Ovulation May Weaken Cervical Cancer Vaccine

Strength of immune reaction may fade during menstrual cycle

(HealthDay is the new name for HealthScoutNews.)

TUESDAY, Aug. 5, 2003 (HealthDayNews) -- Vaccines against the strain of human papillomaviruses implicated in half of cervical cancers may weaken dramatically around the time women ovulate.

Although such a falloff hasn't been directly demonstrated, a new study by Swiss and U.S. researchers has found the immune system's response to the vaccine waxes and wanes during the menstrual cycle. The response hits a low during ovulation, when it's as much as nine times weaker than at other times of the month.

The finding isn't cause for alarm, but it raises a question that two ongoing vaccine trials may want to address, says study co-author Dr. Douglas Lowy, a lab chief at the National Cancer Institute. "With these large-scale trials it should be possible to pose the question: Is there possibly a difference in vaccine efficacy for women who are taking [oral] contraceptives versus those who are ovulating."

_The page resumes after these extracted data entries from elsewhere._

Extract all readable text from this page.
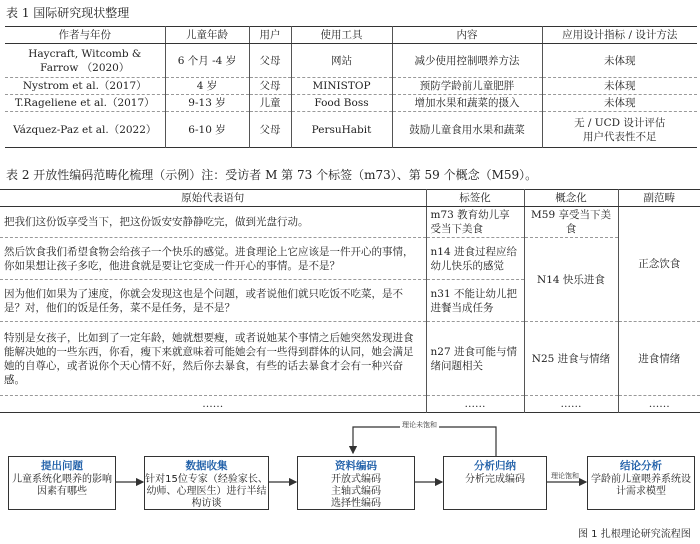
表 1 国际研究现状整理
作者与年份	儿童年龄	用户	使用工具	内容	应用设计指标 / 设计方法

Haycraft, Witcomb &
Farrow （2020）	6 个月 -4 岁	父母	网站	减少使用控制喂养方法	未体现
Nystrom et al.（2017）	4 岁	父母	MINISTOP	预防学龄前儿童肥胖	未体现
T.Rageliene et al.（2017）	9-13 岁	儿童	Food Boss	增加水果和蔬菜的摄入	未体现
Vázquez-Paz et al.（2022）	6-10 岁	父母	PersuHabit	鼓励儿童食用水果和蔬菜	无 / UCD 设计评估
用户代表性不足
表 2 开放性编码范畴化梳理（示例）注：受访者 M 第 73 个标签（m73）、第 59 个概念（M59）。
原始代表语句	标签化	概念化	副范畴
把我们这份饭享受当下，把这份饭安安静静吃完，做到光盘行动。	m73 教育幼儿享受当下美食	M59 享受当下美食	正念饮食
然后饮食我们希望食物会给孩子一个快乐的感觉。进食理论上它应该是一件开心的事情，你如果想让孩子多吃，他进食就是要让它变成一件开心的事情。是不是？	n14 进食过程应给幼儿快乐的感觉	N14 快乐进食	
因为他们如果为了速度，你就会发现这也是个问题，或者说他们就只吃饭不吃菜，是不是？对，他们的饭是任务，菜不是任务，是不是？	n31 不能让幼儿把进餐当成任务		
特别是女孩子，比如到了一定年龄，她就想要瘦，或者说她某个事情之后她突然发现进食能解决她的一些东西，你看，瘦下来就意味着可能她会有一些得到群体的认同，她会满足她的自尊心，或者说你个天心情不好，然后你去暴食，有些的话去暴食才会有一种兴奋感。	n27 进食可能与情绪问题相关	N25 进食与情绪	进食情绪
……	……	……	……
理论未饱和
理论饱和
提出问题
儿童系统化喂养的影响因素有哪些
数据收集
针对15位专家（经验家长、幼师、心理医生）进行半结构访谈
资料编码
开放式编码 主轴式编码 选择性编码
分析归纳
分析完成编码
结论分析
学龄前儿童喂养系统设计需求模型
图 1 扎根理论研究流程图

Cervical cancer strikes nearly a half million women each year worldwide. The disease is the second leading cancer killer in women, claiming almost 300,000 lives annually. The vast majority of those are in the developing world, where access to early screening tests such as the Pap smear is limited.

Almost every case of cervical cancer in the United States and abroad is thought to result from infection with human papillomaviruses, or HPV, which also cause genital warts. One member of this family, HPV 16, is linked to about half of cervical tumors. Blocking infection with the virus should all but erase the risk of developing the cancer associated with the HPV 16 strain.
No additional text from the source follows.